We did not always have a car growing up, and when we did, it was not always reliable. I renewed my licence today (I still hadn't updated it from our move in September....and it was expired since my birthday last month....very bad i know). and so I have been reflecting on what it was like for us getting around when I was a kid.
When my parents were together (ages 0-5) they had a light blue minivan. This thing has become like folklore in our house because of the many issues it had....the most memorable of which was the time it caught on fire in the middle of the highway outside Calgary. My dad was driving with me and two of my brothers. He pulled over to check underneath the car as he had been having a bit of trouble and yelled "get out of the van!!!" Little did we know that this would be one of the best vehicles we would have.
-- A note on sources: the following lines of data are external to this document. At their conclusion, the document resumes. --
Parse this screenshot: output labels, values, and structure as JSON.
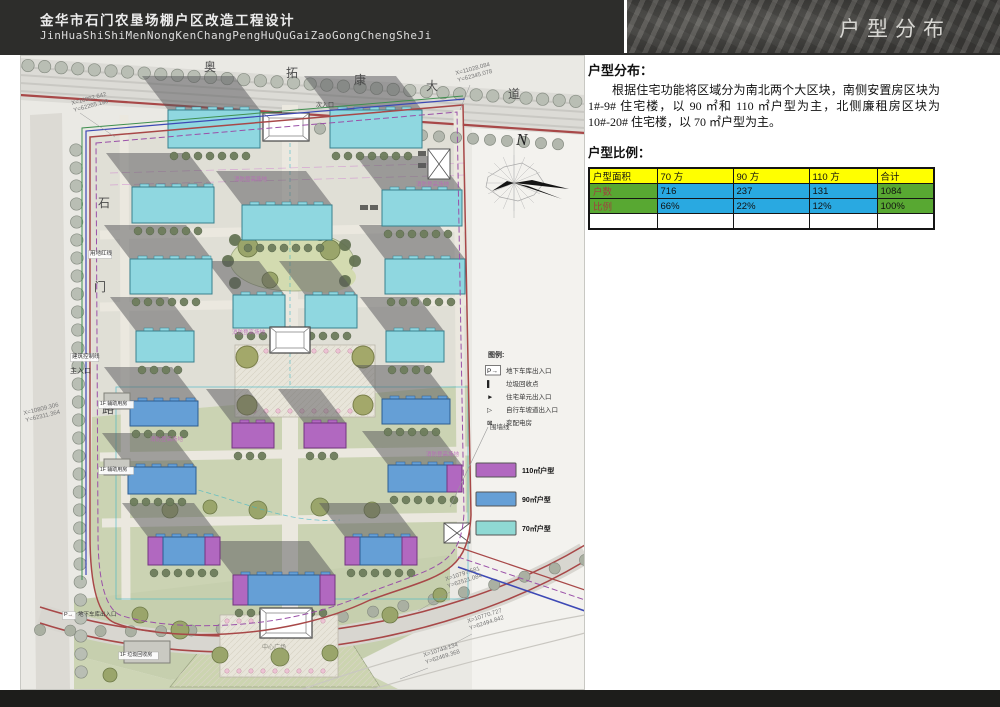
{
  "header": {
    "title_cn": "金华市石门农垦场棚户区改造工程设计",
    "title_en": "JinHuaShiShiMenNongKenChangPengHuQuGaiZaoGongChengSheJi",
    "section_title": "户型分布"
  },
  "panel": {
    "heading": "户型分布：",
    "paragraph": "根据住宅功能将区域分为南北两个大区块，南侧安置房区块为 1#-9# 住宅楼，以 90 ㎡和 110 ㎡户型为主，北侧廉租房区块为 10#-20# 住宅楼，以 70 ㎡户型为主。",
    "ratio_heading": "户型比例：",
    "table": {
      "columns": [
        "户型面积",
        "70 方",
        "90 方",
        "110 方",
        "合计"
      ],
      "col_widths": [
        68,
        76,
        76,
        68,
        57
      ],
      "rows": [
        {
          "label": "户数",
          "values": [
            "716",
            "237",
            "131",
            "1084"
          ]
        },
        {
          "label": "比例",
          "values": [
            "66%",
            "22%",
            "12%",
            "100%"
          ]
        }
      ],
      "colors": {
        "header_bg": "#ffff00",
        "label_bg": "#58a832",
        "label_text": "#a04040",
        "data_bg": "#29a9e1",
        "total_bg": "#58a832"
      }
    }
  },
  "map": {
    "north_label": "N",
    "colors": {
      "c": {
        "f": "#8fd7e0",
        "s": "#38808e"
      },
      "b": {
        "f": "#659fd6",
        "s": "#2c5d92"
      },
      "p": {
        "f": "#b168c0",
        "s": "#73357f"
      },
      "a": {
        "f": "#c9c9c2",
        "s": "#808078"
      },
      "shadow": "#55555a",
      "boundary_red": "#a84848",
      "boundary_purple": "#9a50a8",
      "boundary_blue": "#3d49b5",
      "boundary_green": "#3f8f4f"
    },
    "legend": {
      "title": "图例:",
      "items": [
        {
          "sym": "P→",
          "label": "地下车库出入口"
        },
        {
          "sym": "▌",
          "label": "垃圾回收点"
        },
        {
          "sym": "►",
          "label": "住宅单元出入口"
        },
        {
          "sym": "▷",
          "label": "自行车坡道出入口"
        },
        {
          "sym": "⊠",
          "label": "变配电房"
        }
      ]
    },
    "unit_types": [
      {
        "color": "#b168c0",
        "label": "110㎡户型"
      },
      {
        "color": "#659fd6",
        "label": "90㎡户型"
      },
      {
        "color": "#8fd9d4",
        "label": "70㎡户型"
      }
    ],
    "buildings": [
      {
        "x": 148,
        "y": 55,
        "w": 92,
        "h": 38,
        "t": "c"
      },
      {
        "x": 310,
        "y": 55,
        "w": 92,
        "h": 38,
        "t": "c"
      },
      {
        "x": 112,
        "y": 132,
        "w": 82,
        "h": 36,
        "t": "c"
      },
      {
        "x": 362,
        "y": 135,
        "w": 80,
        "h": 36,
        "t": "c"
      },
      {
        "x": 222,
        "y": 150,
        "w": 90,
        "h": 35,
        "t": "c"
      },
      {
        "x": 110,
        "y": 204,
        "w": 82,
        "h": 35,
        "t": "c"
      },
      {
        "x": 365,
        "y": 204,
        "w": 80,
        "h": 35,
        "t": "c"
      },
      {
        "x": 213,
        "y": 240,
        "w": 52,
        "h": 33,
        "t": "c",
        "n": "11"
      },
      {
        "x": 285,
        "y": 240,
        "w": 52,
        "h": 33,
        "t": "c",
        "n": "12"
      },
      {
        "x": 116,
        "y": 276,
        "w": 58,
        "h": 31,
        "t": "c",
        "n": "10"
      },
      {
        "x": 366,
        "y": 276,
        "w": 58,
        "h": 31,
        "t": "c",
        "n": "13"
      },
      {
        "x": 110,
        "y": 346,
        "w": 68,
        "h": 25,
        "t": "b"
      },
      {
        "x": 362,
        "y": 344,
        "w": 68,
        "h": 25,
        "t": "b"
      },
      {
        "x": 212,
        "y": 368,
        "w": 42,
        "h": 25,
        "t": "p"
      },
      {
        "x": 284,
        "y": 368,
        "w": 42,
        "h": 25,
        "t": "p"
      },
      {
        "x": 108,
        "y": 412,
        "w": 68,
        "h": 27,
        "t": "b"
      },
      {
        "x": 368,
        "y": 410,
        "w": 74,
        "h": 27,
        "t": "mbr"
      },
      {
        "x": 128,
        "y": 482,
        "w": 72,
        "h": 28,
        "t": "m"
      },
      {
        "x": 325,
        "y": 482,
        "w": 72,
        "h": 28,
        "t": "m"
      },
      {
        "x": 213,
        "y": 520,
        "w": 102,
        "h": 30,
        "t": "m"
      },
      {
        "x": 84,
        "y": 338,
        "w": 26,
        "h": 16,
        "t": "a"
      },
      {
        "x": 84,
        "y": 404,
        "w": 26,
        "h": 16,
        "t": "a"
      },
      {
        "x": 104,
        "y": 586,
        "w": 46,
        "h": 22,
        "t": "a"
      }
    ],
    "labels": [
      {
        "t": "奥",
        "x": 184,
        "y": 16,
        "s": 12,
        "c": "#4a4a4a"
      },
      {
        "t": "拓",
        "x": 266,
        "y": 22,
        "s": 12,
        "c": "#4a4a4a"
      },
      {
        "t": "康",
        "x": 334,
        "y": 29,
        "s": 12,
        "c": "#4a4a4a"
      },
      {
        "t": "大",
        "x": 406,
        "y": 35,
        "s": 12,
        "c": "#4a4a4a"
      },
      {
        "t": "道",
        "x": 488,
        "y": 43,
        "s": 12,
        "c": "#4a4a4a"
      },
      {
        "t": "石",
        "x": 78,
        "y": 152,
        "s": 12,
        "c": "#4a4a4a"
      },
      {
        "t": "门",
        "x": 74,
        "y": 236,
        "s": 12,
        "c": "#4a4a4a"
      },
      {
        "t": "路",
        "x": 82,
        "y": 358,
        "s": 12,
        "c": "#4a4a4a"
      },
      {
        "t": "N",
        "x": 496,
        "y": 90,
        "s": 17,
        "c": "#222222",
        "f": 1,
        "i": 1
      },
      {
        "t": "X=10962.642",
        "x": 52,
        "y": 50,
        "s": 6,
        "c": "#777777",
        "r": -15
      },
      {
        "t": "Y=62265.190",
        "x": 54,
        "y": 57,
        "s": 6,
        "c": "#777777",
        "r": -15
      },
      {
        "t": "X=11028.084",
        "x": 436,
        "y": 20,
        "s": 6,
        "c": "#777777",
        "r": -15
      },
      {
        "t": "Y=62345.078",
        "x": 438,
        "y": 27,
        "s": 6,
        "c": "#777777",
        "r": -15
      },
      {
        "t": "X=10809.306",
        "x": 4,
        "y": 360,
        "s": 6,
        "c": "#777777",
        "r": -14
      },
      {
        "t": "Y=62311.364",
        "x": 6,
        "y": 367,
        "s": 6,
        "c": "#777777",
        "r": -14
      },
      {
        "t": "X=10797.581",
        "x": 426,
        "y": 526,
        "s": 6,
        "c": "#777777",
        "r": -18
      },
      {
        "t": "Y=62521.084",
        "x": 428,
        "y": 533,
        "s": 6,
        "c": "#777777",
        "r": -18
      },
      {
        "t": "X=10770.727",
        "x": 448,
        "y": 568,
        "s": 6,
        "c": "#777777",
        "r": -18
      },
      {
        "t": "Y=62494.842",
        "x": 450,
        "y": 575,
        "s": 6,
        "c": "#777777",
        "r": -18
      },
      {
        "t": "X=10743.134",
        "x": 404,
        "y": 602,
        "s": 6,
        "c": "#777777",
        "r": -18
      },
      {
        "t": "Y=62469.368",
        "x": 406,
        "y": 609,
        "s": 6,
        "c": "#777777",
        "r": -18
      },
      {
        "t": "主入口",
        "x": 50,
        "y": 318,
        "s": 7,
        "c": "#333333"
      },
      {
        "t": "次入口",
        "x": 296,
        "y": 52,
        "s": 6,
        "c": "#444444"
      },
      {
        "t": "用地红线",
        "x": 70,
        "y": 200,
        "s": 5.5,
        "c": "#333333",
        "b": 1
      },
      {
        "t": "建筑控制线",
        "x": 52,
        "y": 303,
        "s": 5.5,
        "c": "#333333",
        "b": 1
      },
      {
        "t": "围墙线",
        "x": 470,
        "y": 374,
        "s": 6.5,
        "c": "#444444"
      },
      {
        "t": "P→",
        "x": 44,
        "y": 561,
        "s": 5.5,
        "c": "#333333",
        "b": 1
      },
      {
        "t": "地下车库出入口",
        "x": 58,
        "y": 561,
        "s": 5.5,
        "c": "#333333"
      },
      {
        "t": "1F 辅助用房",
        "x": 80,
        "y": 350,
        "s": 5,
        "c": "#333333",
        "b": 1
      },
      {
        "t": "1F 辅助用房",
        "x": 80,
        "y": 416,
        "s": 5,
        "c": "#333333",
        "b": 1
      },
      {
        "t": "1F 垃圾回收房",
        "x": 100,
        "y": 601,
        "s": 5,
        "c": "#333333",
        "b": 1
      },
      {
        "t": "消防登高场地",
        "x": 214,
        "y": 126,
        "s": 5.5,
        "c": "#bb66bb",
        "o": 0.85
      },
      {
        "t": "消防登高场地",
        "x": 396,
        "y": 131,
        "s": 5.5,
        "c": "#bb66bb",
        "o": 0.85
      },
      {
        "t": "消防登高场地",
        "x": 212,
        "y": 279,
        "s": 5.5,
        "c": "#bb66bb",
        "o": 0.85
      },
      {
        "t": "消防登高场地",
        "x": 130,
        "y": 386,
        "s": 5.5,
        "c": "#bb66bb",
        "o": 0.85
      },
      {
        "t": "消防登高场地",
        "x": 406,
        "y": 401,
        "s": 5.5,
        "c": "#bb66bb",
        "o": 0.85
      },
      {
        "t": "中心广场",
        "x": 242,
        "y": 594,
        "s": 6,
        "c": "#8a8a80"
      }
    ]
  }
}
My mother didn't drive her own vehicle until I was 10. We lived in Calgary at the time, and fortunately there was no shortage of public transport options. But it did mean that we would wake up early...around 4:30 am to get ready, out the door, and onto a bus, transfer, get to the babysitters, from where we would walk to school on our own. The car we ultimately got was acquired by us through a trade - a tv for the car. We called it Bob. From what I remember, it was similar to the car that Wayne has in Wayne's world, but had a door and fender from different beater cars as well. It didn't last long, but it sure cut down our commute while it lasted.
We ended up somehow getting an incredible, newer (maybe even brand new?) car - a blue Ford Topaz! Now that was luxury. A massive upgrade from Bob and significantly more comfortable. To start with, it had four doors (all originals)! Unfortunately about a year later the car was totaled... the details of which have always been really murky. And so we were back to a junker...an old Chevelle, then carless again for awhile, a beat up old trans am with t top roofs, a 1989 mustang that broke down in the middle of a road coming into town...thank goodness for the kind man who took pity on us and dropped us kids off at school that day.
Throughout all these transitions, most of which were very short term, I didn't get my licence. Part of it was likely my embarrassment, or fear that the car wouldn't even qualify for or make it through the road test. Looking back I think that the crappy cars were a symbol for our living situation, and I was ashamed. Ashamed that we didn't have much, ashamed that for as many cars as we had, there were many more men in and out of our house. And that shame made me feel compelled to hide a lot of my life. I think that is part of why I have become such an open book. And it is definitely why I am so grateful for all I have now, and all I am able to give to my family.
To me, the reliable car, the beautiful home, the clothes, the full pantry, these are not realities I had growing up. My clothes were rarely new, often from people whom I had never met. My room was typically shared and constantly changing. I would move schools so often that I would only ever know people on a superficial level. I don't say this to complain about all I didn't have. Even with very little I can still acknowledge I had many privileges (the closest we ever got to homeless was staying in a women's shelter or crashing with family and always for a month or so max, I always ate, even if nutrition was lacking, none of those men ever abused me). I say it because having so little gave me so much.
A perspective of gratitude. An open heart. A desire to know people deeply and show them how much I care. The knowledge that things are just things....that I can appreciate the comfort but be okay without too. The ability to own the embarrassing parts of myself. The belief that things will get better and that life is long. The deep appreciation for what life has given me. Far beyond the material. That sometimes things can feel so painful but that time will help heal, and maybe even help me find the humor in that pain. That cycles can be broken, and the empowerment that can come out of that.
It is so interesting...how an unreliable car can end up becoming the vehicle to a better life and a healthy perspective.